Nonetheless, the groups encouraging the former secretary of State to run say they have enough to work with for now given Clinton’s status as a revered and inspirational figure among base Democratic voters.
As she makes up her mind, they are fashioning the building blocks for a successful campaign: refining the million-plus voter list that would be sold or rented to her campaign, countering hostile Republican voices, and laying the groundwork to engage the core Democratic constituencies that favored Barack Obama over her in 2008.
“If Hillary Clinton runs, she’s is the one who is going to have to say what her message is,” said Adam Parkhomenko, co-founder of Ready for Hillary and an alumnus of her 2008 campaign. Rather than serving as a “persuasion campaign,” the group tries to “echo whatever she does,” he said.
When she delivered a speech last year on voting rights, for example, the group e-mailed its supporters asking them to sign a petition telling Congress to fix the Voting Rights Act — and they made a similar effort after she urged an overhaul of immigration laws in November.

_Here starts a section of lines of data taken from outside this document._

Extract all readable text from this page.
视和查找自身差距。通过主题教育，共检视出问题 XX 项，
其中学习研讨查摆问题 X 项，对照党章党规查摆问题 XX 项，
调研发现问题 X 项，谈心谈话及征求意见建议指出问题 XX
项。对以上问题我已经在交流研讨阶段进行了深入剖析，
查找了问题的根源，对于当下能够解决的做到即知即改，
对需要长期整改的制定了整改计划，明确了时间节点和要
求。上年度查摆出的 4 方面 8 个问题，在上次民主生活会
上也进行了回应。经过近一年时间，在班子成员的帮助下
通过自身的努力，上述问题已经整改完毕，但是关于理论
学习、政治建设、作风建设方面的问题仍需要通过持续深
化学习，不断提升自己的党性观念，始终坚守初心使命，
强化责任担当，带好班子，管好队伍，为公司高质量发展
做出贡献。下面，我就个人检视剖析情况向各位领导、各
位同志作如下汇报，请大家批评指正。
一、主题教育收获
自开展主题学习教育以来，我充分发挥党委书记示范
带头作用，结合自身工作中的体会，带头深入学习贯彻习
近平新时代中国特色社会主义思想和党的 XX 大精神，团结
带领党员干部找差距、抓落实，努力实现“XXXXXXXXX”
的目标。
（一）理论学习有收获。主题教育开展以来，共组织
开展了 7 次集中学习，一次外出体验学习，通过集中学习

When Clinton headlined an October fundraiser for then-New York mayoral candidate Bill de Blasio and campaigned for Terry McAuliffe during his successful gubernatorial bid in Virginia, Ready for Hillary urged its supporters in those states to volunteer or give money to those campaigns.
Priorities USA is expected to garner big donations eventually, though several sources said it may hold off on collecting large sums this year, in part because the organization would not want to be seen as diverting needed funds from vulnerable Democratic candidates.
Ready for Hillary has already plowed much of the $4 million that it raised last year — mostly in less expensive fundraisers — into its central focus of building a robust voter list that will be enriched by new layers of data over the course of this year.
In February, the group for the first time dispatched half a million pieces of direct mail to raise money. This week, Ready for Hillary will launch its website giving supporters access to its 50-state voter file, and asking them to help build the organization’s list.
The new portal is intended to give Clinton backers anywhere the ability to gain access to the voter file through Facebook and find friends they can recruit to support Ready for Hillary. (The tactic of using friends to prod friends via Facebook was used successfully by Obama’s campaigns.)
The strategy has playful elements: To keep supporters engaged, Clinton supporters who agree to sign up 25 friends can be part of a new “national grass-roots organizing council.” The more friends Ready for Hillary organizers bring into the fold, the more quickly they win badges and points that allow them to rise to a higher level on the council. (The badges and points can be used to purchase swag like iPhone covers and “Hillary hoodies” at the Ready for Hillary store.)
Those online efforts — aimed at capturing as much data for a future campaign as possible from every voter who visits the web site — will be paired with more traditional tactics on the ground. Supporters fanning out with clipboards and iPads at political meetings and conventions across the country will be asked to give the data on new recruits to Ready for Hillary so the information can be layered into the organization’s voter file.